Johnston County Public Schools had 82 percent of schools earning grades of C or better in the state’s A-F grading system, 5 percent over the state average, according to data released by the State Board of Education.
“I am very proud that we’re above the state in most subjects and most grade levels,” said Dr. Ross Renfrow, Superintendent. “Not only will we continue our efforts to raise proficiency, but we will continue to address the areas needing improvement. The graduation rate is truly remarkable and shows that our efforts are working.”
“I caution everyone from focusing on only one measurement to determine the success of our students and our system. I encourage our communities to visit our schools for the total experience of seeing the amazing teaching and learning that is occurring across this district.”
School grades are based primarily on overall proficiency rates on the state’s standardized end-of-grade test/end-of-course assessments, and to a lesser extent, the growth students make during the year, irrespective of performance level. Eighty percent of the grade is for the percentage of tests earning a score considered grade-level proficient; twenty percent is for growth, measured by a statistical model that compares each student’s predicted test score, based on past performance, against his or her actual result.
Elementary and middle schools’ performance grades are based only on test scores in reading and math (grades 3-8) and in science (grades 5 and 8). High school grades are based on results from end-of-course exams in English II and Math I in addition to Biology and include other performance indicators as well. The other indicators are the percentage of 11th graders meeting the UNC System’s minimum admission requirement of a composite score of 17 on the ACT college readiness exam, the cohort graduation rate, the percentage of students taking and passing Math III and the percentage of graduates who are Career and Technical Education concentrators who earn a Silver Certificate or higher on the ACT WorkKeys assessment. Growth is included in school performance grade determination unless the school meets growth and the inclusion of the school’s growth reduces the performance score and grade.
32 percent of the schools in Johnston County achieved As and Bs, up from the previous year and 60 percent of the JCPS high schools earned a grade of B or better which is above the state at 56.5 percent.
In terms of growth achieved by JCPS schools this past year, 64 percent met or expected growth. 78 percent of elementary schools met or exceeded growth and 71 percent of elementary and middle schools met or exceeded growth. Elementary and middle schools’ performance grades are based on test scores alone, while high school grades are based on test results, graduation rates, and indicators of students’ readiness for college or a career.
In terms of achievement, JCPS is above the state in EOG Reading (Grades 3-8), EOG Math (Grades 3-8), EOG Science (Grades 5 & 8), Math I, and Biology.

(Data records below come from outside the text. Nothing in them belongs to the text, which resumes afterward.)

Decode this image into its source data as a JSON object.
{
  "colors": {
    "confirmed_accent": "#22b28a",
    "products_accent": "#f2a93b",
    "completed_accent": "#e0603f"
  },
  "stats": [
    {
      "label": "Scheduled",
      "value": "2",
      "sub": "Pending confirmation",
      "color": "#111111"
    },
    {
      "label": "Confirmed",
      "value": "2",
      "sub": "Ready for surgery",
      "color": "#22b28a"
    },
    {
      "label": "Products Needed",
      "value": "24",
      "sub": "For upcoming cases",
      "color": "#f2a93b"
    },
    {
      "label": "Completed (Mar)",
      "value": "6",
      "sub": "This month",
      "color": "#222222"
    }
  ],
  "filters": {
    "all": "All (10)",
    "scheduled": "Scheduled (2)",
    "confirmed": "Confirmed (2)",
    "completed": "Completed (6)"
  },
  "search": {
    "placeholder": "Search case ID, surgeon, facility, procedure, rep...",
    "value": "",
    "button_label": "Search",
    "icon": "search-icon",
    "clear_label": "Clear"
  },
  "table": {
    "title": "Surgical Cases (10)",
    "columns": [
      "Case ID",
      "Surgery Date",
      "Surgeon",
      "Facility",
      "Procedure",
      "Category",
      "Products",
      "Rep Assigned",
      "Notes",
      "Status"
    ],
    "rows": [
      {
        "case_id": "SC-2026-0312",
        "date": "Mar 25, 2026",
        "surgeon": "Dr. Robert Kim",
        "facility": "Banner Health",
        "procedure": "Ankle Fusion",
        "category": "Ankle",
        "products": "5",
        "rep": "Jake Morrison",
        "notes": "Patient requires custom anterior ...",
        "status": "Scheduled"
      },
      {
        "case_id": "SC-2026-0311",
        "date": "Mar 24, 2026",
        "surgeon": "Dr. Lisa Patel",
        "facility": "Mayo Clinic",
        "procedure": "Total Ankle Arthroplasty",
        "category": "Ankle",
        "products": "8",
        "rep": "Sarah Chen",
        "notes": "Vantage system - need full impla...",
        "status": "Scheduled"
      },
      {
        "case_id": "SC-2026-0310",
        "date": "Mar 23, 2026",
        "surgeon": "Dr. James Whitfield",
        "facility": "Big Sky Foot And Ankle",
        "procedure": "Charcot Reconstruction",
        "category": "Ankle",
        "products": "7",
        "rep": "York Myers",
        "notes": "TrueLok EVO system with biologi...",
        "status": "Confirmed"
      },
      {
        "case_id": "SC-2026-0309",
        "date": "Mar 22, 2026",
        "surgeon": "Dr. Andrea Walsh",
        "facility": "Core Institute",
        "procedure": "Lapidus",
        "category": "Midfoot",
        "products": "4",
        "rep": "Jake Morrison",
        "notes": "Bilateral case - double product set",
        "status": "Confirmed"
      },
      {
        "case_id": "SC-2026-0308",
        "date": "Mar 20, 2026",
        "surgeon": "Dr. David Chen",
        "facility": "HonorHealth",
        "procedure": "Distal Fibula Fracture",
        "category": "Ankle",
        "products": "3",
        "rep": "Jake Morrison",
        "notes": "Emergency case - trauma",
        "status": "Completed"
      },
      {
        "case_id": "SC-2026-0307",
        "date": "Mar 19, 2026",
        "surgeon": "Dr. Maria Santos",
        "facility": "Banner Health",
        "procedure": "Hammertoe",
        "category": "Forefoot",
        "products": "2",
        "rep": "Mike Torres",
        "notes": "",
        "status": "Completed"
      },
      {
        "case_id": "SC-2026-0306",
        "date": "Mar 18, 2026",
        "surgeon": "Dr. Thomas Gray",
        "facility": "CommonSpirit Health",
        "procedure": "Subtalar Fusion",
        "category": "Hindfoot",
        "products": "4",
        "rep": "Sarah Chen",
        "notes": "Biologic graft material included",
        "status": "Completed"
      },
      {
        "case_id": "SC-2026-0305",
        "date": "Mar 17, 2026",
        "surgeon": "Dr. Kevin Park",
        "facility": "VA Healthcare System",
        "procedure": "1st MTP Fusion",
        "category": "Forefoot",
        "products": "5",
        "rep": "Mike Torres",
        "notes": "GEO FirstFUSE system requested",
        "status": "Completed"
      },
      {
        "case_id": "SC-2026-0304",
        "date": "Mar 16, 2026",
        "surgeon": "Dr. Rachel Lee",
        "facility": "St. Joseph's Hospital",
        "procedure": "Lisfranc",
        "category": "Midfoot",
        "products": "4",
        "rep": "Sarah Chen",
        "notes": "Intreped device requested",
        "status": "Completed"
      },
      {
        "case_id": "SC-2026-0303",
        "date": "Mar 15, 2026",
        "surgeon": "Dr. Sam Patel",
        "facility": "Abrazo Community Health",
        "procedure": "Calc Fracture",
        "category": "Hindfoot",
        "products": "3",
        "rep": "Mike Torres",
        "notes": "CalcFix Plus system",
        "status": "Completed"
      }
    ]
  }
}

The four-year high school cohort graduation rate for JCPS, which factors into the letter grades for high schools, continued its upward trend, going up 2.1 percent to 92.2 which is above the state average of 86.5 percent. The five-year graduation rate is also up for Johnston County Public Schools by 1.2 percent, resulting in 91.8 percent which is above the state average of 87.5 percent.
Other indicators of College and Career Readiness include the ACT and ACT WorkKeys Assessments. The 11th grade administration of the ACT resulted in 61.2 percent of Johnston County students obtaining a composite score of 17 or higher which is higher than the state at 58.8 percent. The state average was 73.3 percent for WorkKeys and Johnston County students scored 80.7 percent.